> On May 30, 2017, at 06:41 , William Herrin <[email protected]> wrote:
>
> On Tue, May 30, 2017 at 9:12 AM, Roberts, Orin <[email protected]
> <mailto:[email protected]>> wrote:
> Hello all,
>
> I am avidly following this discussion and based on my daily observances
> (daily swips /subnets ), I would say Andy is closest to being practical.
>
> Leave the IPv4 /29 requirements alone, THIS LIMIT IS ALREADY BEING PUSHED AT
> DAILY BY NON-RESIDENTIAL USERS and only the vague ARIN policy prevents total
> chaos.
>
> With regards to IPv6, I would recommend ANY USER/ENTITY/ORG that requests a
> /56 OR LARGER NETWORK assignment be swiped.
>
> That would still leave /60 to /64 assignments as minimum assignment or for
> dynamic usage for either residential or other usage.
>
> Howdy,
>
> I don't like putting the SWIP requirement at /56 or larger because I think
> that would encourage ISPs to assign /60s instead of /56s. The IPv6 experts
> I've read seem to have a pretty strong consensus that the minimum assignment
> to an end user should be either /48 or /56. Setting ARIN policy that
> encourages assignments smaller than -both- of these numbers would be a bad
> idea IMHO.
This is one of those rare occasions when I absolutely agree with Bill. If we’re
going to do this, I would support a requirement as follows:
1. For customers fitting the definition in NRPM 2.13, /47 or
shorter.
2. For customers not fitting the definition in NRPM 2.13 /63 or
shorter.
> Again I remind everyone that a /64 assignment to an end user, even for
> dynamic or residential use, is absolutely positively 100% wrong.
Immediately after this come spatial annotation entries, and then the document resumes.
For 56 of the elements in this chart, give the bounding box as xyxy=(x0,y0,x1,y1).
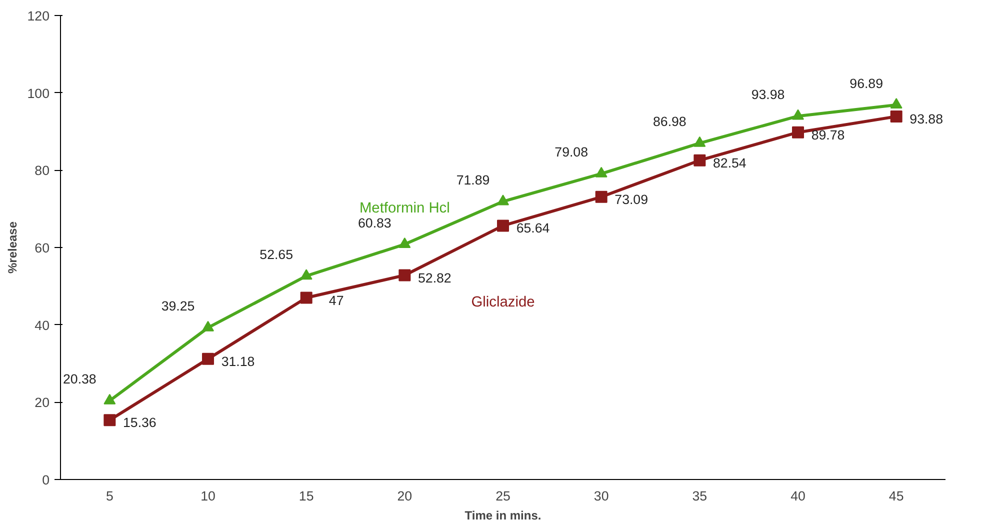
x-tick-label: 25 xyxy=(496,488,510,504)
point xyxy=(595,190,608,203)
data-label: 39.25 xyxy=(161,298,195,314)
y-axis-title: %release xyxy=(5,221,20,274)
point xyxy=(890,98,902,109)
point xyxy=(497,194,509,206)
x-tick-label: 40 xyxy=(790,488,806,504)
point xyxy=(694,154,706,166)
point xyxy=(300,292,312,304)
text: Gliclazide xyxy=(471,294,535,311)
data-label: 89.78 xyxy=(811,127,845,142)
x-tick-label: 45 xyxy=(888,488,904,504)
data-label: 93.88 xyxy=(910,111,944,126)
point xyxy=(694,136,706,147)
x-axis-title: Time in mins. xyxy=(464,508,542,522)
data-label: 60.83 xyxy=(358,215,392,230)
x-tick-label: 5 xyxy=(106,488,114,504)
x-tick-label: 20 xyxy=(397,488,412,504)
data-label: 47 xyxy=(328,292,344,308)
data-label: 20.38 xyxy=(62,372,96,387)
data-label: 71.89 xyxy=(456,172,490,188)
point xyxy=(497,220,509,232)
series-label: Metformin Hcl xyxy=(359,200,450,216)
data-label: 15.36 xyxy=(122,415,156,430)
y-tick-label: 120 xyxy=(27,8,50,24)
point xyxy=(792,126,804,138)
data-label: 79.08 xyxy=(554,144,588,160)
y-tick-label: 40 xyxy=(34,318,50,333)
y-tick-label: 0 xyxy=(42,472,50,488)
point xyxy=(104,394,116,404)
point xyxy=(300,269,312,280)
y-tick-label: 100 xyxy=(27,86,50,101)
point xyxy=(398,237,411,248)
data-label: 82.54 xyxy=(712,155,747,170)
data-label: 96.89 xyxy=(850,76,884,91)
point xyxy=(595,166,608,178)
data-label: 86.98 xyxy=(652,114,686,130)
point xyxy=(202,320,214,332)
x-tick-label: 35 xyxy=(692,488,708,504)
point xyxy=(202,352,214,365)
point xyxy=(792,109,804,120)
data-label: 52.82 xyxy=(418,270,452,286)
data-label: 93.98 xyxy=(751,87,785,102)
y-tick-label: 20 xyxy=(34,395,50,410)
point xyxy=(890,110,902,122)
x-tick-label: 10 xyxy=(200,488,216,504)
data-label: 31.18 xyxy=(221,354,255,369)
y-tick-label: 80 xyxy=(34,163,50,178)
data-label: 52.65 xyxy=(260,246,294,262)
x-tick-label: 30 xyxy=(594,488,609,504)
point xyxy=(104,414,116,426)
data-label: 73.09 xyxy=(614,192,648,207)
x-tick-label: 15 xyxy=(298,488,314,504)
point xyxy=(398,269,411,282)
y-tick-label: 60 xyxy=(34,240,50,256)
data-label: 65.64 xyxy=(516,220,550,236)
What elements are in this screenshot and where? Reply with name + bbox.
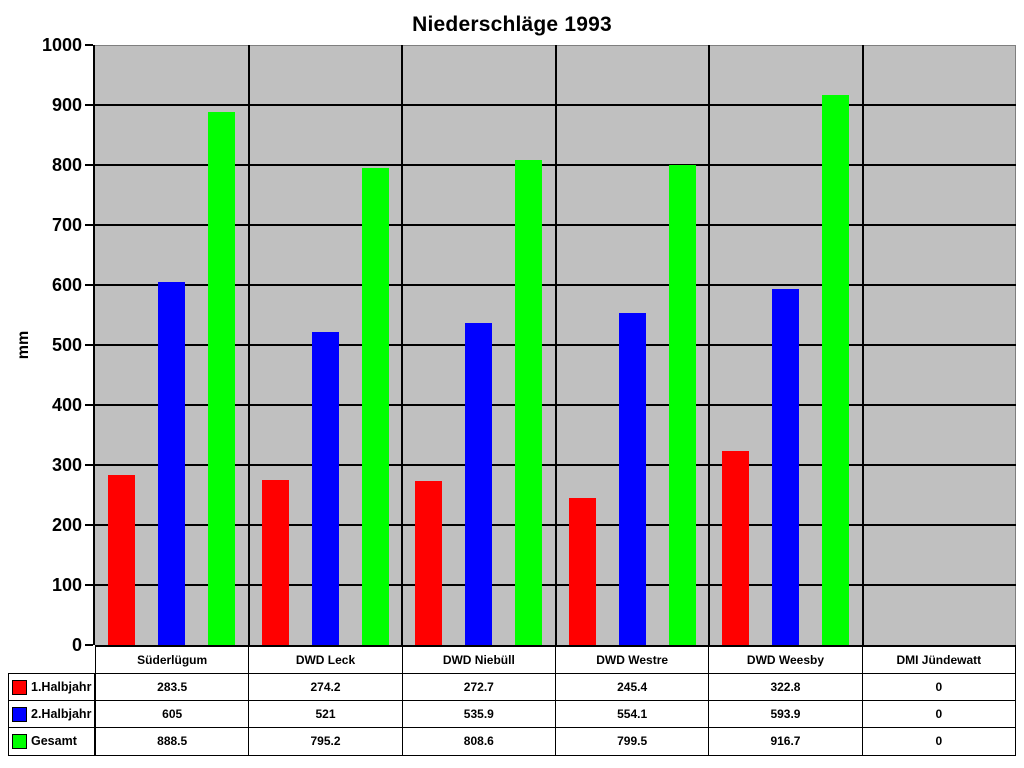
value-cell: 916.7 [708, 728, 861, 755]
legend-series-label: 2.Halbjahr [31, 707, 92, 722]
bar-series0-cat0 [108, 474, 136, 645]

Doing so
> prevents the end user from configuring their local lans as IPv6 is designed.
> They need at least a /60 for that. If you are assigning /64's to end users,
> you are doing it wrong.
Yes… The only place I can imagine assigning /64s to customers as a legitimate
practice is for single-LAN datacenter installations where the customer has no
router.
If the customer might have a router, a /48 is the best and safest default
choice and shorter should be possible with reasonable justification.